Volendo dare una lettura in prospettiva, lo studio indica ai regolatori europei probabilmente due strade da percorrere. La prima è quella di chiedere all’industria della trasformazione alimentare una maggiore attenzione e un cambio nei processi produttivi che portino a un abbassamento ulteriore del rischio. E una reazione positiva c’è già stata da parte dell’Aidepi (Associazione industrie del dolce e della pasta italiane) che ha dichiarato il proprio impegno a prendere le contromisure necessarie nel più breve tempo possibile (cosa che non significa affatto che avrebbero finalmente deciso di non usare più l’olio di palma).

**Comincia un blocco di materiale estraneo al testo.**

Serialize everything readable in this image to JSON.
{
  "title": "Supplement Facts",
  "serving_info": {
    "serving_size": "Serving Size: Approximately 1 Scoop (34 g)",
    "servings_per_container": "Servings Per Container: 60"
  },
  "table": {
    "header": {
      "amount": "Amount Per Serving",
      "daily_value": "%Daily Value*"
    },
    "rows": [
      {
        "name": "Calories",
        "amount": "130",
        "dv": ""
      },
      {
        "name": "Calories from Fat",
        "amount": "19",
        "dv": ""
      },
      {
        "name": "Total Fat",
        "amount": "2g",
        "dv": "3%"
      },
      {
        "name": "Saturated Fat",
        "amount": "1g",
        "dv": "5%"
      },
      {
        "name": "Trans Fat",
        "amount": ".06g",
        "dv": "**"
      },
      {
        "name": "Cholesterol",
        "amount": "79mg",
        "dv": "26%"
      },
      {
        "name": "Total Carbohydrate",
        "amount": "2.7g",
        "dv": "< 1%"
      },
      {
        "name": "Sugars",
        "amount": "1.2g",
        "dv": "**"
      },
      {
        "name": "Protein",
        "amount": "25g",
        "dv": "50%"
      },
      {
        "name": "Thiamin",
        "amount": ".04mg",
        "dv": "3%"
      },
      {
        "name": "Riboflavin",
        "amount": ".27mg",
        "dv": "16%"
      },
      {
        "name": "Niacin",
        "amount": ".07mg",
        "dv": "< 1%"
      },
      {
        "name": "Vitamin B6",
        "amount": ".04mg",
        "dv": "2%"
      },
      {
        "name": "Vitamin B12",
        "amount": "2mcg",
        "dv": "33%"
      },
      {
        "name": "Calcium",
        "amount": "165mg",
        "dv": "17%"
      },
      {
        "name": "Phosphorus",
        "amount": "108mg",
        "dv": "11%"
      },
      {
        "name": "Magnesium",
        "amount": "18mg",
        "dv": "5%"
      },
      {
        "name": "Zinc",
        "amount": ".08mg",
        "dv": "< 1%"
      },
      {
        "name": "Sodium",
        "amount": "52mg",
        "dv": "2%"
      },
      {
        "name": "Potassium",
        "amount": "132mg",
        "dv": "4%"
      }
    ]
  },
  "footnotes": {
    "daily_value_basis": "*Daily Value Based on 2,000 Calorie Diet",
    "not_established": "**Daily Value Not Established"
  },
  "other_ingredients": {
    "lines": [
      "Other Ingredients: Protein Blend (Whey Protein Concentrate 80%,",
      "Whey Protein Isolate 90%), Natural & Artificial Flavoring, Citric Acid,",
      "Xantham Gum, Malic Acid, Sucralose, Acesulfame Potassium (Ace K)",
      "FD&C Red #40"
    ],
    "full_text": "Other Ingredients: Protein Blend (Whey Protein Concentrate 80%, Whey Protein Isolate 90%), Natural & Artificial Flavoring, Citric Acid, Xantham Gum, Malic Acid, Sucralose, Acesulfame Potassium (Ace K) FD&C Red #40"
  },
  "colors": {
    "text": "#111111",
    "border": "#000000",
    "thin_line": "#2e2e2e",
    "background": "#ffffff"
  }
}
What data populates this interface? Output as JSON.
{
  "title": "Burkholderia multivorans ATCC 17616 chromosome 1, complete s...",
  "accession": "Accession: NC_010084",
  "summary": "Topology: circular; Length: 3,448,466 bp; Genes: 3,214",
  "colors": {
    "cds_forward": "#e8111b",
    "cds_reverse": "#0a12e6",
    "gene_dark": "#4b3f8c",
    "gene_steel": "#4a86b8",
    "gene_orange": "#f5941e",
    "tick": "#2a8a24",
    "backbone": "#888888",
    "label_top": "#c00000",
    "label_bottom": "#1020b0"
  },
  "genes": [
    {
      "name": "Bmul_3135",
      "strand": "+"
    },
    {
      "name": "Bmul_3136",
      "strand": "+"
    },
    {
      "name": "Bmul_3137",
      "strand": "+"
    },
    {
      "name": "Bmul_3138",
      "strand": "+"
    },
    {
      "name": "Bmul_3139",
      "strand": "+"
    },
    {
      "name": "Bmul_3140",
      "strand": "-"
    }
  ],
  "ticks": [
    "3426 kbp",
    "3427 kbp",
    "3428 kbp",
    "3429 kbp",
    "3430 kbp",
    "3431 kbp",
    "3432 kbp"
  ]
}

La seconda è diretta ai consumatori, soprattutto a quelli più giovani e ai loro genitori, ed è quella più importante. Possiamo tradurla in due parole: varietà alimentare. Sporcarci le mani (e le pentole) e preparaci il più possibile da soli pranzi, cene, colazioni e merende con alimenti sempre diversi e non preconfezionati e già pronti è quello che da tempo ci insegnano e che, puntualmente, sembriamo dimenticare. Ma mangiare una merendina o degli snack saltuariamente non ci provocherà danni alla salute, così come non lo fanno delle braciole alla griglia o il pane fritto preparato dalla mamma una volta ogni tanto. La parola chiave rimane sempre la stessa: moderazione.